Kadın sonunda gözlerini açtı ve adama doğru yaklaştı. Önce elleri adamın yanaklarına uzandı, ardından da dudakları dudaklarına. Adamın dudaklarına son bir veda busesi bıraktı.

“Teşekkür ediyorum” dedi. “Bana beni fark ettirdiğin, özgürleşip, içimdeki gerçek ben’e ulaşma yolculuğumda bana yardım ettiğin için.“ Kadının bu söylediklerinden hiç bir şey anlamadı adam. Son bir umutla bir kez daha tekrarladı “Neden?”

”Neden mi?” dedi kadın. Adama sevgiyle gülümsedi. “Benim neden’imi boşver. O benim nedenim. Benim gerçeğim. Emin ol onu öğrenmen sana hiç bir fayda sağlamayacak, yaşamış olduklarını değiştirmeyecek. Onları asla hafızandan silip yok etmeyecek. Seni rahatlatmayacak. Ama “Neden?” sorusunu kendine sorup, kendi neden’ini kendine dürüstçe itiraf edebilirsen, onun ardında yatan kendi gerçeğinle yüzleşip onu kabullenebilirsen, belki de bu yaşadıkların hayatın boyunca bir daha tekrar etmeyecek.”

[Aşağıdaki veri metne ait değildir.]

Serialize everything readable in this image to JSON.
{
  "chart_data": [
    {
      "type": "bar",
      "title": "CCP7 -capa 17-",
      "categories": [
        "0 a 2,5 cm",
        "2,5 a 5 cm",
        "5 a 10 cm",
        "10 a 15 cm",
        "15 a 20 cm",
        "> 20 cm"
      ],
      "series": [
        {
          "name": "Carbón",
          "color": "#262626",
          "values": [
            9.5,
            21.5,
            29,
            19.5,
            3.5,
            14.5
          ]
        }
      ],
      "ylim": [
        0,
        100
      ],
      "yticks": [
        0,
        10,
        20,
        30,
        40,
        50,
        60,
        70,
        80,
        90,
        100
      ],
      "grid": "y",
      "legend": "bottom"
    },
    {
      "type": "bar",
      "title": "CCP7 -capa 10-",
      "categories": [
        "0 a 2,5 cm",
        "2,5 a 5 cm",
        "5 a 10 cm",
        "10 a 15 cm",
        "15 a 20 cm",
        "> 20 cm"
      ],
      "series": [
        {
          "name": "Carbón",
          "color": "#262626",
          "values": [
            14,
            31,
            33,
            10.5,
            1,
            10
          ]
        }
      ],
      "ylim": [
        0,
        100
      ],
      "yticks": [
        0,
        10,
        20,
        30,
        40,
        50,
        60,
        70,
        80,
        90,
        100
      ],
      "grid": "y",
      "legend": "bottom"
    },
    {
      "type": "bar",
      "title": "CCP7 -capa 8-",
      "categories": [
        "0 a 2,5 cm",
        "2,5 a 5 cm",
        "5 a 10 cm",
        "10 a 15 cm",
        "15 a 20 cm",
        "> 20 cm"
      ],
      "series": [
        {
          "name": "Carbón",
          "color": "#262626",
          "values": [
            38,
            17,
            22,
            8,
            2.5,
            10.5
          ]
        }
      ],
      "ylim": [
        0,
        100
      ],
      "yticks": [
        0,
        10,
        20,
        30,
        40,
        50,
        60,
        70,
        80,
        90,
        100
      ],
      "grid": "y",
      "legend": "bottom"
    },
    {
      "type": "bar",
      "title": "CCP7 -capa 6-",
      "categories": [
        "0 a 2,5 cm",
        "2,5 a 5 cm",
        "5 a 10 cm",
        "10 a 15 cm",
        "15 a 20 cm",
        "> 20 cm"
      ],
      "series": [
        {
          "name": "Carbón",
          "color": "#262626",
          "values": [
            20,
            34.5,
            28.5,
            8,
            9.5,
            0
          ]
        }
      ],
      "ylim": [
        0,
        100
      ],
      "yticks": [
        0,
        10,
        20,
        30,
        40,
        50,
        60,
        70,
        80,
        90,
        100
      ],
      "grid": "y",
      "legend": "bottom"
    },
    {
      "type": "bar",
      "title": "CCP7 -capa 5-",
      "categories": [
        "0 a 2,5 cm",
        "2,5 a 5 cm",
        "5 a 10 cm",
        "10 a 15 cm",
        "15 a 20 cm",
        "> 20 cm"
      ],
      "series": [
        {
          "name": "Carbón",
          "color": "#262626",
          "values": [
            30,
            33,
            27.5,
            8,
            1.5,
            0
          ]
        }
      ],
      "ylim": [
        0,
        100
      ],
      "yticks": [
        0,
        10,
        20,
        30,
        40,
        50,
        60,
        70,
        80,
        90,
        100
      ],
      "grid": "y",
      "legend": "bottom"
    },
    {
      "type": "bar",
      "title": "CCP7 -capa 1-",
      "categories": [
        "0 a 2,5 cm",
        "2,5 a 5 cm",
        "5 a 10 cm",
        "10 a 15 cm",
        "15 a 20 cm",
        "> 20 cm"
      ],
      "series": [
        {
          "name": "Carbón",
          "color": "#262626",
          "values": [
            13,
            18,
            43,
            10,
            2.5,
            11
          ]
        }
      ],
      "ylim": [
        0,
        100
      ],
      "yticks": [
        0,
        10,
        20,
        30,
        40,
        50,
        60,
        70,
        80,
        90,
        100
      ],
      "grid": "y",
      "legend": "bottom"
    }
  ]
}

Genç kadın okumakta olduğu kitaptan gözlerini ayırdı, yatağın sol tarafında uyumakta olan kocasına baktı. Acaba o da biliyor muydu? Kendi korkularına, kendi gerçeğine ulaşabilmek umuduyla, kendisine “Neden?” diye sordu...

17 Şubat 2009
Haşim Arıkan


9 yorum:

Evren dedi ki...

süperrrr olmuş...durdum...kaldım...sustum...uzun bir süre öylece baktım boşluğa...

Seyyah dedi ki...

bence de süper olmuş.. sondaki kitap sürprizini saymazsak, tahmin ettiğim ya da beklediğim buydu. ve bence seni okuyanlara bu hissi verebilmiş olman çok güzel:)

MeaCulpa dedi ki...

Çok çok teşekkürler. Yazdıklarımızın beğenilmesi sanırım bizlere en büyük ödül. Sevgilerimle:))

Filiz Benera dedi ki...

"kendini mutsuz hissettiren herşeyin, ardında yatan gerçek nedenlere ulaşmak, sırası gelenle yüzleşerek, yıllardır taşıdığı o ağır yüklerinden kurtulmak" Bu cümle bile yetmiş.
Bir kez daha elinize,kolunuza ve duygularınıza sağlık.

beenmaya dedi ki...

tam beklediğim gibi bir "neden"...
çok güzeldi...

tutsak dedi ki...

Herzaman ki gibi gene çok güzel bir yazı Sevgili Haşim.Teşekkürler,
Sevgiler

nehiro dedi ki...

Neden?
Bu soru aslında bir çok şeyin anahtarı. Ama ne yazıkki insanlar bu soruyu kendilerine ya çok geç ya da çok erken soruyor...
Tam zamanında soran ise zaten yanıtı biliyor...

nehiro dedi ki...

acaba?
ilginç bir soru!...
neden? kadar ilginç...
işte insanlar bu soruların cevaplarını verebilecek kadar kendileriyle yüzleşme cesaretini bulabilse sanırım tüm nedenler ortadan kalkar...

efsa dedi ki...

Bende bu kadın nedenleri biliyordu ve fazla zaman geçmeden de bulacak. Adım atacak cesareti çok önce bulmuş zaten, gerisi de çok geçmeden gelecektir.